The guy's eyes widened and he immediatley began to struggle against the pole, jingling the chain of the cuffs against the steel.

"...but you you might be able to get out safely if you listen to me closely. I'm going to leave this knife here with you."

He drew a shiny blade from beneath his cloak and held it up so that his prisoner could see it clearly. It was a fine piece of work; a solid, smooth handle with almost a foot of silver pouring out from it. The edge looked thin enough to slice an atom.

"Look here," said Calvin, pointing to the base of the blade, where the wood met the metal. The edge was jagged here, so that it looked almost like a saw. "You use this part of the blade, and it'll cut through the pipe. It doesn't look like it will, but it will; the metal's a lot stronger than what you're used to."

He sighed and took a breath.

"It'll take you a few minutes, but if you get started now, you'll have plenty of time to get out here. Got it?"

The soldier nodded his milky head.

"Good. But keep listening. Once you're out of this building you still aren't safe. I don't know what's going on up in the city, but it isn't safe up there. If you want to live, you need to get out as soon as possible. Head for the woods or something."

The soldier simply stood.

"I'm not going to waste my time trying to convince you. If you don't listen, you'll die. Here's the knife."

Clavin handed him the blade, holding his pistol on the man with his other hand. The soldier snatched it away, and immediately began to saw away at the bar with the blade.

Calvin turned away from him and walked over to the room's far metal door and swung it open to reveal a small landing with a grated platform and a ladder extending to the basement floor below. He turned back to the prisoner in the room.

"And I really do value that knife. You're lucky I gave it to you. So I'm telling you now, if you get loose and try to radio any of the other soldiers, I'll kill you. It'll be too late, awyway -- we'll be done here in a few minutes -- but I'll still know, and I'll still kill you. Okay?"

He walked out into the landing, closed the door tightly, and looked through the grid beneath his feet, to the ground. It was drop of about seventy feet. On the concrete floor below were hundres of crates stacked in heaping piles. Shelves two-stories high held almost every item imaginable: boxes of paper plates and plastic silverware, packages of snack food, clothing, guns. Four loading trucks parked just inside the cargo door.

Extending down the middle was the steel support pillar where his second bomb would go. Calvin had already placed his first bomb in the left corner of the wharehouse. With the radios turned off, he had no way of knowing if Angela and Richie had planted their explosives yet, but they certainly should have; They only had to place one bomb each.

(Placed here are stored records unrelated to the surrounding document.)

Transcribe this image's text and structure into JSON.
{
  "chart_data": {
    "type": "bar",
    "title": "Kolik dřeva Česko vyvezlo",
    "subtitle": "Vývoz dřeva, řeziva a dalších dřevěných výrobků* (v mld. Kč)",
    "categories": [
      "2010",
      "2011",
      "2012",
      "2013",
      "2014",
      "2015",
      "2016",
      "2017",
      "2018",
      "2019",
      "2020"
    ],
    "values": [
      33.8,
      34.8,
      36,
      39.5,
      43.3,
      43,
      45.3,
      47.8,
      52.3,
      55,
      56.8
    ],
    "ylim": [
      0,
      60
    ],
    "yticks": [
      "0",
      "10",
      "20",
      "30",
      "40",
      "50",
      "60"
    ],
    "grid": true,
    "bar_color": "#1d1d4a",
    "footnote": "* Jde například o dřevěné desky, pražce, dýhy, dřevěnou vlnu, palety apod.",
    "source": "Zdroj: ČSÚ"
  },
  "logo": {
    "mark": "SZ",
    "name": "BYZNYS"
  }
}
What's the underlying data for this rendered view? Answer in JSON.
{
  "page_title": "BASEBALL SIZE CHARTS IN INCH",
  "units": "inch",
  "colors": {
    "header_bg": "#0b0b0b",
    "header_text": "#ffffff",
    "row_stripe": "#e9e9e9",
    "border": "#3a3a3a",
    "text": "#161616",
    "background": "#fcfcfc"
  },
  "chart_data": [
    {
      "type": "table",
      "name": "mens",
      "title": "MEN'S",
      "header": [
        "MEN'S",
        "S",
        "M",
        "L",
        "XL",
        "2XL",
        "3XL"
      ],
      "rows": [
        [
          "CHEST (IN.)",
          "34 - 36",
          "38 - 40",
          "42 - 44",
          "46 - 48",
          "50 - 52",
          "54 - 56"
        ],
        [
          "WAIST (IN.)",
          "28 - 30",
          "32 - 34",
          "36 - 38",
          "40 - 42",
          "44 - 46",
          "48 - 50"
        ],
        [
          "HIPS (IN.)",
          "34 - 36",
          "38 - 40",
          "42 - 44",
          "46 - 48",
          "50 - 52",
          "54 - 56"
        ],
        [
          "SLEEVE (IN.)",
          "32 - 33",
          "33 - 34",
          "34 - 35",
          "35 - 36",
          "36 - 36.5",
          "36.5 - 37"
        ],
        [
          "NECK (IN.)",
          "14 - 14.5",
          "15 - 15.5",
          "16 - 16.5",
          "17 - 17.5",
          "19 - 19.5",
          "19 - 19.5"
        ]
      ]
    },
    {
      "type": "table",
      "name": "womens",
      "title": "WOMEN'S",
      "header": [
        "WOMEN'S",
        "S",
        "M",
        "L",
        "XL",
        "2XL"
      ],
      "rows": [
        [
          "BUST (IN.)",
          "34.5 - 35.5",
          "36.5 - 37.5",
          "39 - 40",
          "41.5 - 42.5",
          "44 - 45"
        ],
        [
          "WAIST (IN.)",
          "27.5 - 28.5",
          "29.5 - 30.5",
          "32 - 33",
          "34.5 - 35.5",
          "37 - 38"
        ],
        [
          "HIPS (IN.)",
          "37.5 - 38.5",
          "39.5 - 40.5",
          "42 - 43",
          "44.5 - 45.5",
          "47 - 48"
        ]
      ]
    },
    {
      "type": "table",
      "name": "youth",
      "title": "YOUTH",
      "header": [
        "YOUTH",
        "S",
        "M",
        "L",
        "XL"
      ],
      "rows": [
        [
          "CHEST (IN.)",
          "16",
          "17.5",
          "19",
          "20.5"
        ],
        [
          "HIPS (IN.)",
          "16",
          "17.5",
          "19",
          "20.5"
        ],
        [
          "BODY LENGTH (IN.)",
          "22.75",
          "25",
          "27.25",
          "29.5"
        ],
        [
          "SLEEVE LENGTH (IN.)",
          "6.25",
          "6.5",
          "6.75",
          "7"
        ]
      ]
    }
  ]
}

He had the detonator in one of his pockets. As soon as he touched the button, four of the building's five pillars would blow out -- three in the corners, and one in the middle. After the explosions, the remaining corner pillar would lean under the weight of the structure, making the building tip over, rather than crumble in a random heap.

No soldiers or workers as far as he could see, though he thought there must be more around there somewhere. He kept his eyes on the floor as he stepped to the side, and began descending the ladder. He gripped the steel rungs with his left hand, while his right one held the pistol.

The pinging sound of metal, painfully loud after each step.

He reached the bottom and looked down the halls networking the shelves. Great empty caverns of merchnadise. As he began down the hall to his left, he heard shooting from somewhere deep in the warehouse. There were at least two machine guns going off, and he could make out a couple shotgun blasts, too.